AIP-4221

Client-side retry

Many APIs have error modes that a client should retry. These error modes vary across APIs, leaving users to hand-write retry logic around client libraries based on available documentation. Client libraries have the opportunity to help by implementing automatic client-side retries of well-known error modes.

Guidance

Client libraries should provide automatic, client-side retry logic. Client libraries with automatic client-side retry logic should provide a mechanism for users to specify error codes to be retried and delays for those retries.

Client libraries for API systems that support remotely-resolved client retry configuration should respect the remotely-resolved configuration. However, user configuration must be honored.

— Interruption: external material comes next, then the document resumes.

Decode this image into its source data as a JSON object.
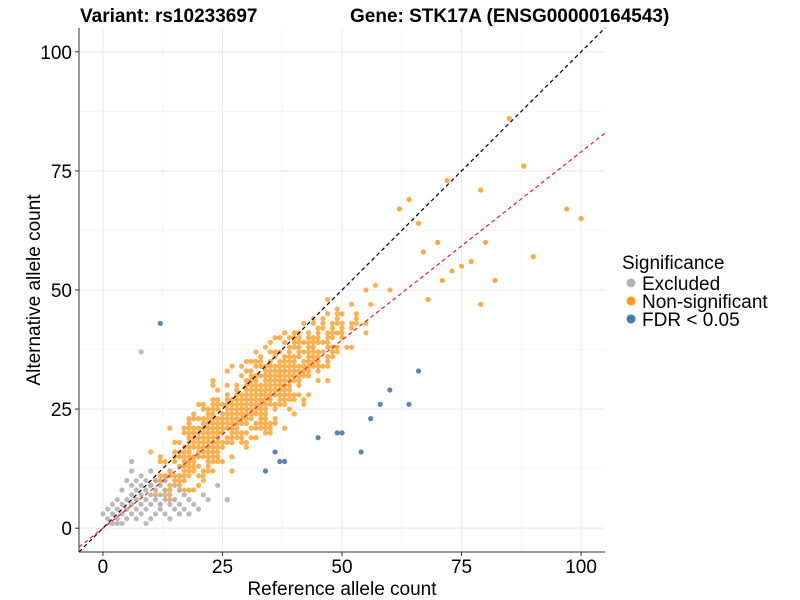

Client library generators implementing this feature must accept a retry configuration. This retry configuration may be supplied via a protoc plugin option. In the absence of a given retry configuration, client library generators should not generate a default retry configuration.

Retry implementation

Client libraries should make client-side retry transparent to the user. The user should not have to opt-in to client-side retry explicitly, but the user must have a way to disable client-side retry altogether.

Retry configuration mechanisms

Client libraries should surface a mechanism through which users may control the client-side retry configuration, including disabling client-side retry altogether.

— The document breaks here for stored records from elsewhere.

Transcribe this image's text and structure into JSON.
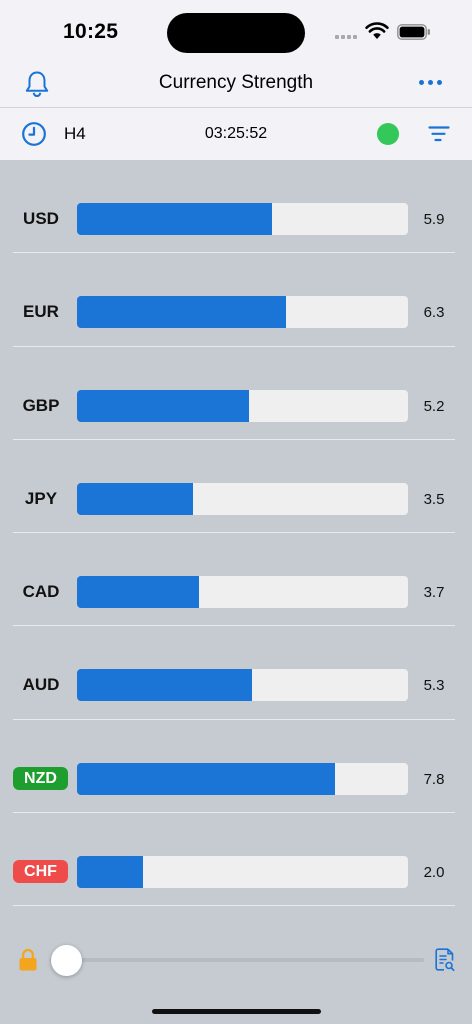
{
  "status": {
    "time": "10:25"
  },
  "nav": {
    "title": "Currency Strength"
  },
  "toolbar": {
    "timeframe": "H4",
    "countdown": "03:25:52",
    "connection_color": "#34c759"
  },
  "colors": {
    "bar": "#1a75d6",
    "track": "#efefef",
    "accent": "#1a73d6",
    "positive_tag": "#1e9e2e",
    "negative_tag": "#f04b4b"
  },
  "scale_max": 10,
  "currencies": [
    {
      "code": "USD",
      "value": 5.9,
      "tag": ""
    },
    {
      "code": "EUR",
      "value": 6.3,
      "tag": ""
    },
    {
      "code": "GBP",
      "value": 5.2,
      "tag": ""
    },
    {
      "code": "JPY",
      "value": 3.5,
      "tag": ""
    },
    {
      "code": "CAD",
      "value": 3.7,
      "tag": ""
    },
    {
      "code": "AUD",
      "value": 5.3,
      "tag": ""
    },
    {
      "code": "NZD",
      "value": 7.8,
      "tag": "strongest"
    },
    {
      "code": "CHF",
      "value": 2.0,
      "tag": "weakest"
    }
  ],
  "slider": {
    "level": 0
  }
}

For example, Go client libraries for gRPC services can supply an option, WithDisableRetry, at client initialization to disable the use of the automatic client-side retry logic.

opts := []grpc.DialOption{
  grpc.WithDisableRetry(),
  grpc.WithTransportCredentials(creds),
}

cc, err := grpc.Dial("my.api.net:443", opts...)
if err != nil {
  // ...
}

Remotely-resolved client configuration

Some API systems have built-in mechanisms for clients to retrieve a remotely-defined configuration that includes client-side retry configuration.

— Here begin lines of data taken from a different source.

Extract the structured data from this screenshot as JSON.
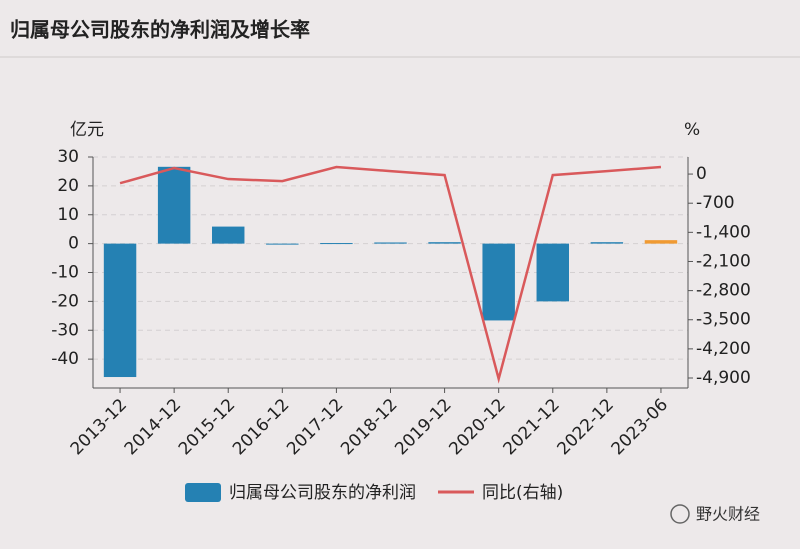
{
  "chart_data": {
    "type": "bar_line",
    "title": "归属母公司股东的净利润及增长率",
    "y_unit": "亿元",
    "y2_unit": "%",
    "watermark": "野火财经",
    "categories": [
      "2013-12",
      "2014-12",
      "2015-12",
      "2016-12",
      "2017-12",
      "2018-12",
      "2019-12",
      "2020-12",
      "2021-12",
      "2022-12",
      "2023-06"
    ],
    "series": [
      {
        "name": "归属母公司股东的净利润",
        "type": "bar",
        "color": "#2581b3",
        "point_colors": [
          "#2581b3",
          "#2581b3",
          "#2581b3",
          "#2581b3",
          "#2581b3",
          "#2581b3",
          "#2581b3",
          "#2581b3",
          "#2581b3",
          "#2581b3",
          "#f09a32"
        ],
        "values": [
          -46.2,
          26.6,
          5.9,
          -0.3,
          0.2,
          0.4,
          0.5,
          -26.6,
          -20,
          0.5,
          1.2
        ]
      },
      {
        "name": "同比(右轴)",
        "type": "line",
        "axis": "y2",
        "color": "#d9595b",
        "values": [
          -220,
          145,
          -120,
          -170,
          170,
          70,
          -25,
          -4920,
          -25,
          70,
          170
        ]
      }
    ],
    "ylim": [
      -50,
      30
    ],
    "yticks": [
      30,
      20,
      10,
      0,
      -10,
      -20,
      -30,
      -40
    ],
    "y2lim": [
      -5140,
      410
    ],
    "y2ticks": [
      0,
      {
        "value": -700,
        "label": "-700"
      },
      {
        "value": -1400,
        "label": "-1,400"
      },
      {
        "value": -2100,
        "label": "-2,100"
      },
      {
        "value": -2800,
        "label": "-2,800"
      },
      {
        "value": -3500,
        "label": "-3,500"
      },
      {
        "value": -4200,
        "label": "-4,200"
      },
      {
        "value": -4900,
        "label": "-4,900"
      }
    ],
    "grid": true
  }
}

For example, gRPC supports the resolution of client configuration that includes configuration for automatic client-side retry.

Client libraries should respect the remotely-resolved configuration, except when a user overrides it via the aforementioned client library retry configuration mechanisms.

Client library generator retry configuration

Client library generators that implement client-side retry must accept a retry configuration. This is to enable API producers to supply a retry configuration that best-suits their service.

For example, gRPC client-side retry is configured with a RetryPolicy within a gRPC Service Config. Here is a configuration that applies the RetryPolicy to all methods in the google.example.library.v1.LibraryService service, except for those that are explicitly named which get no RetryPolicy.

{
  "methodConfig": [{
    "name": [{ "service": "google.example.library.v1.LibraryService" }],
    "waitForReady": true,
    "timeout": "60s",
    "retryPolicy": {
      "maxAttempts": 3,
      "initialBackoff": "0.01s",
      "maxBackoff": "60s",
      "backoffMultiplier": 1.3,
      "retryableStatusCodes": ["UNAVAILABLE"]
    }
  },
  {
    "name": [
      { "service": "google.example.library.v1.LibraryService", "method": "CreatePublisher" },
      { "service": "google.example.library.v1.LibraryService", "method": "DeletePublisher" },
      { "service": "google.example.library.v1.LibraryService", "method": "CreateBook" },
      { "service": "google.example.library.v1.LibraryService", "method": "DeleteBook" },
      { "service": "google.example.library.v1.LibraryService", "method": "UpdateBook" },
      { "service": "google.example.library.v1.LibraryService", "method": "MoveBook" }
    ],
    "waitForReady": true,
    "timeout": "60s"
  }]
}

The retry configuration may be a protoc plugin option. For example, a generator could accept the file path of the configuration with an option like:

  --{plugin_name}_opt="retry-config=/path/to/config.file"

In the absence of a retry configuration, a generator should not generate a "default" retry configuration. This results in a generated client library that does not retry anything unless configured to do so by the user.

Further reading

  • For which error codes to retry, see AIP-194.

Changelog

  • 2020-09-23: Changed the examples from "shelves" to "publishers", to present a better example of resource ownership.